Ken Niimura : I usually have an overarching idea, or a theme (a question), or a direction (an ending). From that point on, there are many surprises that appear during the process, that you have no other choice but to include in the project. For instance, for “Umami”, the first idea was to have one main character called Umami. Along the process, I did a quick sketch of two characters, and named them (almost as a joke) “Uma” and “Ami”… and I happened to like it so much, that it became part of the story! As far as the drawing, once the storyboard is set in stone, I do lots of improvising, knowing that the base is very solid and that there’s not much that can go wrong.
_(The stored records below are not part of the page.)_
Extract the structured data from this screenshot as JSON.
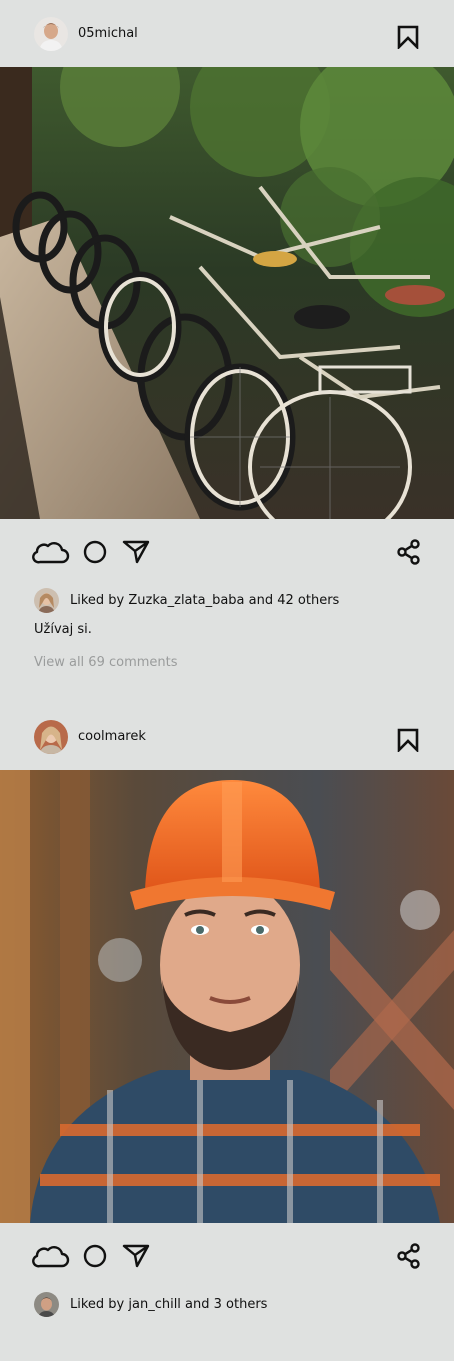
{
  "posts": [
    {
      "username": "05michal",
      "photo_description_icon": "bicycles-photo",
      "likes_text": "Liked by Zuzka_zlata_baba and 42 others",
      "caption": "Užívaj si.",
      "comments_link": "View all 69 comments"
    },
    {
      "username": "coolmarek",
      "photo_description_icon": "construction-worker-photo",
      "likes_text": "Liked by jan_chill and 3 others"
    }
  ],
  "icons": {
    "bookmark": "bookmark-icon",
    "like": "cloud-icon",
    "comment": "circle-icon",
    "send": "send-icon",
    "share": "share-icon"
  },
  "colors": {
    "background": "#dfe1e0",
    "text": "#111111",
    "muted": "#9a9c9c"
  }
}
I usually compare it to improvising a solo in a jazz concert: you have the main melody, and what you do is play with it.

Umami was published by Panel Syndicate, which is a platform where readers pay what they want for access to an episode. What attracted you to this model created by Brian K. Vaughan and Marcos Martin?

Ken Niimura : Firstly, I’m a big fan of Marcos and Brian’s work. I was in touch with David Lopez, who later on went onto publishing “Blackhand Ironhead” with them too, and we both thought it was an exceptional platform, that, being run by creators, is very creator-friendly. We have all the freedom we want, and a very tight community behind too! Please go check all of their series, they’re really great!

Projects and readings

What are your upcoming comic book projects?

Ken Niimura : I’m currently taking a little time off, for personal reasons, but I have in the back of my mind some characters that keep appearing over and over – hopefully I’ll find the right story for them.

What comics are you currently reading? Any favorites?

Ken Niimura : I’ve recently bought a Playstation 2, and I’m replaying lots of old games: “GTA San Andreas”, “Shadow of the Colossus”, “Final Fantasy Tactics”… So that’s what my life is at the moment 🙂 .

Interview made by email exchange. Thanks to Ken Niimura for his availability and his great kindness.